Youtube is actually the most reliable, but as you mention only supports small
videos. One option is to break long videos up into 10min chunks and then
stitch them together on Omnisio (we support compilations of multiple videos).
It's a bit of a pain I know.

We are looking into support for other video sites - I wish there was a perfect
answer :)

------
dmix
I love this software, it's syncing with the start-up school was perfect
timing.

They should be working on some deals with seminars and other conventions to
get their videos online.

This is a good step forward towards open information.

------
hwork
What I like most about Omnisio (besides the Ozzie accents) is that they are
tackling structured video.
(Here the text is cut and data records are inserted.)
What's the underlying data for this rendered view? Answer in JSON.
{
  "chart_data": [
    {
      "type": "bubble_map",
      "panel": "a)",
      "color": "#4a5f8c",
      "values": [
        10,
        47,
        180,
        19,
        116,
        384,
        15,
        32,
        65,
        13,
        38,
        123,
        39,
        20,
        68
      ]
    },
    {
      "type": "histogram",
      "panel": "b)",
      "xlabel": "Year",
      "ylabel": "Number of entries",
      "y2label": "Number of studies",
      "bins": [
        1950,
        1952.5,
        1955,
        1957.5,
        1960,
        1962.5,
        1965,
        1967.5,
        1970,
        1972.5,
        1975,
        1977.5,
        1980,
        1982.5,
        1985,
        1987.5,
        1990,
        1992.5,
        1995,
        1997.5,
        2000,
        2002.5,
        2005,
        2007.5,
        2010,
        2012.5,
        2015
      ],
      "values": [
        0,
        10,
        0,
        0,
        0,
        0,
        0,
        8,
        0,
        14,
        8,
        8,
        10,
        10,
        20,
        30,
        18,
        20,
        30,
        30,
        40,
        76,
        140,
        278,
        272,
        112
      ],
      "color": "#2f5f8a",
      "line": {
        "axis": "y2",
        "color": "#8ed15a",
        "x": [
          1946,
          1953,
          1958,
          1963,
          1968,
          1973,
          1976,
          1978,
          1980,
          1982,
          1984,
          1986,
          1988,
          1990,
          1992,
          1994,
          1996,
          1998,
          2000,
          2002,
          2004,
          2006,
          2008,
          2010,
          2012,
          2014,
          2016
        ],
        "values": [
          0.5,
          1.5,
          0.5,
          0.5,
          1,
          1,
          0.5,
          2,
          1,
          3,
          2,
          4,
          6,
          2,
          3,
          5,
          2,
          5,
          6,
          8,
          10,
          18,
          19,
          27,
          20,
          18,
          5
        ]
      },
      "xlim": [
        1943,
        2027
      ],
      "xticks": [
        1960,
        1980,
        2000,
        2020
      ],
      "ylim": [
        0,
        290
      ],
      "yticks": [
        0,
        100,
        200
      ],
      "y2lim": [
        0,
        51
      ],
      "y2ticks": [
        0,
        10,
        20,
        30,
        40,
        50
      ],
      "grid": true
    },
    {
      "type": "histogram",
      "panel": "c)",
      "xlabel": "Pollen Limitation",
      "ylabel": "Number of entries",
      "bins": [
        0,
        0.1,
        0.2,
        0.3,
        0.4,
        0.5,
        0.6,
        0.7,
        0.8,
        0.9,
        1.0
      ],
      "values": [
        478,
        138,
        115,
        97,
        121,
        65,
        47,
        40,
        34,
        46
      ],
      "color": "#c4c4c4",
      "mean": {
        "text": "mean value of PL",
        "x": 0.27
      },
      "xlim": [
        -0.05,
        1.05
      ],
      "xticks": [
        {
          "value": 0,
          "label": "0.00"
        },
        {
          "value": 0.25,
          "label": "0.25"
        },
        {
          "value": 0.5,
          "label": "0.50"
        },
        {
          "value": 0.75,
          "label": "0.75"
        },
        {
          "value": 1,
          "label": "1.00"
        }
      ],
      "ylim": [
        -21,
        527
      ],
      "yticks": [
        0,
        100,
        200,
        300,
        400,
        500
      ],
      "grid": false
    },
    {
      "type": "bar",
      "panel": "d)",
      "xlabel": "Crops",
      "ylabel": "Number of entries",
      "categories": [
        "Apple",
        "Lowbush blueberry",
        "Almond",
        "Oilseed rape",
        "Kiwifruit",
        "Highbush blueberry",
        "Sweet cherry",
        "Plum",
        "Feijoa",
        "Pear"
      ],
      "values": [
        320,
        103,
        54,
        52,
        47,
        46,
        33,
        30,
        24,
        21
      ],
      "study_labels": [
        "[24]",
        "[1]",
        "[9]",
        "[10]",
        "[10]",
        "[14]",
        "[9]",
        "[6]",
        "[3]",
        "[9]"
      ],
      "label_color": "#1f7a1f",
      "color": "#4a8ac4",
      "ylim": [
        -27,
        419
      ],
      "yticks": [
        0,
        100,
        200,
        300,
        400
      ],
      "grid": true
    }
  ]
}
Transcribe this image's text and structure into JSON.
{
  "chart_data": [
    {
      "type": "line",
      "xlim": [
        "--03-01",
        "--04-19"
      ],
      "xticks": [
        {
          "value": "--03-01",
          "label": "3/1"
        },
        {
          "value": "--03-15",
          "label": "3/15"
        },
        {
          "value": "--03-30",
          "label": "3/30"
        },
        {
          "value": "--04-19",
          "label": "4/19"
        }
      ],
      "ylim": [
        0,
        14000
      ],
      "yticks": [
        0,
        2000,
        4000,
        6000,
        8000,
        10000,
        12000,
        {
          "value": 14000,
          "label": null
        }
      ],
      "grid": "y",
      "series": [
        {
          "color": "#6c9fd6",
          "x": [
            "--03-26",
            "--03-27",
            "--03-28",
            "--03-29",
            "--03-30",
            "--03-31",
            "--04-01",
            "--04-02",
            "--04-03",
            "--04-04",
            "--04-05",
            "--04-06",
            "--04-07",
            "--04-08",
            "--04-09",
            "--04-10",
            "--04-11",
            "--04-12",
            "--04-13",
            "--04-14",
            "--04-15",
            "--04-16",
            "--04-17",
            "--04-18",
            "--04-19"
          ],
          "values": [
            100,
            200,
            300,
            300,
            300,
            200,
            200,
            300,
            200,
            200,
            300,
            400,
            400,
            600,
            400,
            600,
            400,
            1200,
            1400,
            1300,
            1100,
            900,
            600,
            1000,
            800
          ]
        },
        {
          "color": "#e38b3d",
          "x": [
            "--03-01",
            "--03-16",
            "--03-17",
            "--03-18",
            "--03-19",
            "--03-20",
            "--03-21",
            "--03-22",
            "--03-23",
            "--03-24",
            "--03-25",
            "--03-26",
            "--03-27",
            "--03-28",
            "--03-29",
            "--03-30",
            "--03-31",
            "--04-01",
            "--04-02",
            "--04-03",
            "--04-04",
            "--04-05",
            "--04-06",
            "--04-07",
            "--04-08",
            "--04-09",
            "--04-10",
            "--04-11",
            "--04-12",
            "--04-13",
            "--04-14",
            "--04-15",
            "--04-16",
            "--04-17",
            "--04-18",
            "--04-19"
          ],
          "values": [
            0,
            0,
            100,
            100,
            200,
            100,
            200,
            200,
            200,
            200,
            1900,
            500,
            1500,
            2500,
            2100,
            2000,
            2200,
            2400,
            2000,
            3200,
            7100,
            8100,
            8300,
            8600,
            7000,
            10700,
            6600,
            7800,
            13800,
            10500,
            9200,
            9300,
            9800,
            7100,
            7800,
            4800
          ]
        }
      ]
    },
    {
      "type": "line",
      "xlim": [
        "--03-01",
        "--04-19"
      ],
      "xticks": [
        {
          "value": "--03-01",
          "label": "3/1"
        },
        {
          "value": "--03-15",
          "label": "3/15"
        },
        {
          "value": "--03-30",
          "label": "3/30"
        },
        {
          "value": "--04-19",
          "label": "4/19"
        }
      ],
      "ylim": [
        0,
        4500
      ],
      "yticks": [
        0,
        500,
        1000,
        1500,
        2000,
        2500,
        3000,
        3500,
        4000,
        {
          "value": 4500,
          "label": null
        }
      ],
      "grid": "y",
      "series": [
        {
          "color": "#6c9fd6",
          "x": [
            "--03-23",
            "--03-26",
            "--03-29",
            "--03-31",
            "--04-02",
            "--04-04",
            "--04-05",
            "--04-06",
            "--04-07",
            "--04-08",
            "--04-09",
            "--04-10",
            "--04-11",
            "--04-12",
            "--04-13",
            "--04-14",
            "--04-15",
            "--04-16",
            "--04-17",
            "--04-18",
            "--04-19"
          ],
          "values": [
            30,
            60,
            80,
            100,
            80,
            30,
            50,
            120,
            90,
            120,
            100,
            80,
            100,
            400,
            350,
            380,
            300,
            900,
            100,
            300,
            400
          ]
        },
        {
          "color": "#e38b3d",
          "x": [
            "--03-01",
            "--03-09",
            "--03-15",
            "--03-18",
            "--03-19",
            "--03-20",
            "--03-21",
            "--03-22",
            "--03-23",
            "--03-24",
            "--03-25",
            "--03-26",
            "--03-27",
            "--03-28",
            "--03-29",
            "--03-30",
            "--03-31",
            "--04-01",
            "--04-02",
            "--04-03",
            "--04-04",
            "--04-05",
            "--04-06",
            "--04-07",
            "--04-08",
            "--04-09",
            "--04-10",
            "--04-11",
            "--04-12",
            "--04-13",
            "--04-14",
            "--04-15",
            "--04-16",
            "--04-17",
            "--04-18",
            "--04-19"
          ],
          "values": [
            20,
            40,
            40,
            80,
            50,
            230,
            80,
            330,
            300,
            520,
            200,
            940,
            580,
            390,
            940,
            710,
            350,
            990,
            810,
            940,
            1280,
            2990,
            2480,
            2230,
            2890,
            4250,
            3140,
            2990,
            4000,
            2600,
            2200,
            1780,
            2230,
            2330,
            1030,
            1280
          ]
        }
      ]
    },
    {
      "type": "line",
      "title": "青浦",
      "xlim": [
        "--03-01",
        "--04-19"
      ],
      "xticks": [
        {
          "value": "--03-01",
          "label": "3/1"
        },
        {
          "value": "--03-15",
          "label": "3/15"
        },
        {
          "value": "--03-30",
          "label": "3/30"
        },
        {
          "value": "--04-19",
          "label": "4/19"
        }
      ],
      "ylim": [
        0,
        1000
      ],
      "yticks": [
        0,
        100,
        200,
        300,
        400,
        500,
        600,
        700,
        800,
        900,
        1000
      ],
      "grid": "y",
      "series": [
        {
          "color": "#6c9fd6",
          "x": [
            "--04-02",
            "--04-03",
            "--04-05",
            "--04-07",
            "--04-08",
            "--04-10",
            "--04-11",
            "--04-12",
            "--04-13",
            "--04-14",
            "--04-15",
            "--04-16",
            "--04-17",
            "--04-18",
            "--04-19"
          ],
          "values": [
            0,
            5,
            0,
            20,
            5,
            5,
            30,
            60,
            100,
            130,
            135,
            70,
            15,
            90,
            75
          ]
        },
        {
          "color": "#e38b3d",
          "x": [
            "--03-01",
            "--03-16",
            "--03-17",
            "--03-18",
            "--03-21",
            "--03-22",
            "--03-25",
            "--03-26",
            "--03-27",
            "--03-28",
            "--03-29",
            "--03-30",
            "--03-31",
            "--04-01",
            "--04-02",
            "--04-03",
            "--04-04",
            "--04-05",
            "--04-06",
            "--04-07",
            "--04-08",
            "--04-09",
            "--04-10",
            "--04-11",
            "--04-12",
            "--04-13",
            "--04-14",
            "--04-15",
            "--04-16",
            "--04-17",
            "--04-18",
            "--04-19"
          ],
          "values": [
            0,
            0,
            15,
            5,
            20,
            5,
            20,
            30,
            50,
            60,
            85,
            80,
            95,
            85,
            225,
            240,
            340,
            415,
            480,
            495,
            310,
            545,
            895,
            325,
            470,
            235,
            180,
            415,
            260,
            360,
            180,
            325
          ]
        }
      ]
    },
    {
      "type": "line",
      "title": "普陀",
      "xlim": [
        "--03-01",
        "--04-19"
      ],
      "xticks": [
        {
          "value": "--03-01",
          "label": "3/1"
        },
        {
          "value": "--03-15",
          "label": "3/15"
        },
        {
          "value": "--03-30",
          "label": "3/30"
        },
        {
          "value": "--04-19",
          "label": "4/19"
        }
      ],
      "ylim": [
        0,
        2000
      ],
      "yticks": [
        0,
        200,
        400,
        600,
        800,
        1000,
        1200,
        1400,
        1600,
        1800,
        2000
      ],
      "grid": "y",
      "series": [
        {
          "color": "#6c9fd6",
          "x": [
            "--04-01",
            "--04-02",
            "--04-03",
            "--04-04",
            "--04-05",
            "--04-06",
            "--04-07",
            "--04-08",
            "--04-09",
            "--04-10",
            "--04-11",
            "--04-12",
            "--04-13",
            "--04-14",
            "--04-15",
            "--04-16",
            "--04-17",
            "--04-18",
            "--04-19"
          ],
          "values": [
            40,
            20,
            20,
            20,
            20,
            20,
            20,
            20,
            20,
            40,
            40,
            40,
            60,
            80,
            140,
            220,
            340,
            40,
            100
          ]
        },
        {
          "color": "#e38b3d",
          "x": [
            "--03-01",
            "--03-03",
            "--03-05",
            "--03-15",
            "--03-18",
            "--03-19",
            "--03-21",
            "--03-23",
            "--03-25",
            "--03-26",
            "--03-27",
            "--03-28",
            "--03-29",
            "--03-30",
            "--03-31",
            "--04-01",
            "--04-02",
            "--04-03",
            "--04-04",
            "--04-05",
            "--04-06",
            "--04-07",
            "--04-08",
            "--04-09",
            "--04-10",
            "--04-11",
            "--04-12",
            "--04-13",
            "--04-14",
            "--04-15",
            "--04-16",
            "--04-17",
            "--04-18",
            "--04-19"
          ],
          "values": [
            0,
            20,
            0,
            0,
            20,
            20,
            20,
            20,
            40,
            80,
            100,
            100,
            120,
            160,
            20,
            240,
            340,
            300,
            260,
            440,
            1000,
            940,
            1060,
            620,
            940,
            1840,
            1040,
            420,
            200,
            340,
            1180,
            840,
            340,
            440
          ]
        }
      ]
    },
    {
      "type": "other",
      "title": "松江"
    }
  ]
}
It's a hard problem, but creating a system that
turns days worth of static conference footage into a highly navigatible (not a
word) site is pretty awesome.

I wanted to mention a similar open-source project whose creator I met at SDSH
24: MetaVid.com. It's built on a semantic version of MediaWiki and structures
the hell out of the Congressional video record. It's a pretty cool project.

------
melvinram
I love the way Omnisio works. I have lots of seminars I give so I'll be using
this a lot in the near future.

------
saket
this is pretty sweet. i really wanted this when I tried watching the
presentations from the Startup School. i could see this being used in higher
ed for distance learning or for recording lectures. more and more schools are
focusing on distance learning in the last few years because the technology is
finally getting viable.

------
ig1
Doesn't work on the Wii though (youtube/google video/iplayer all do).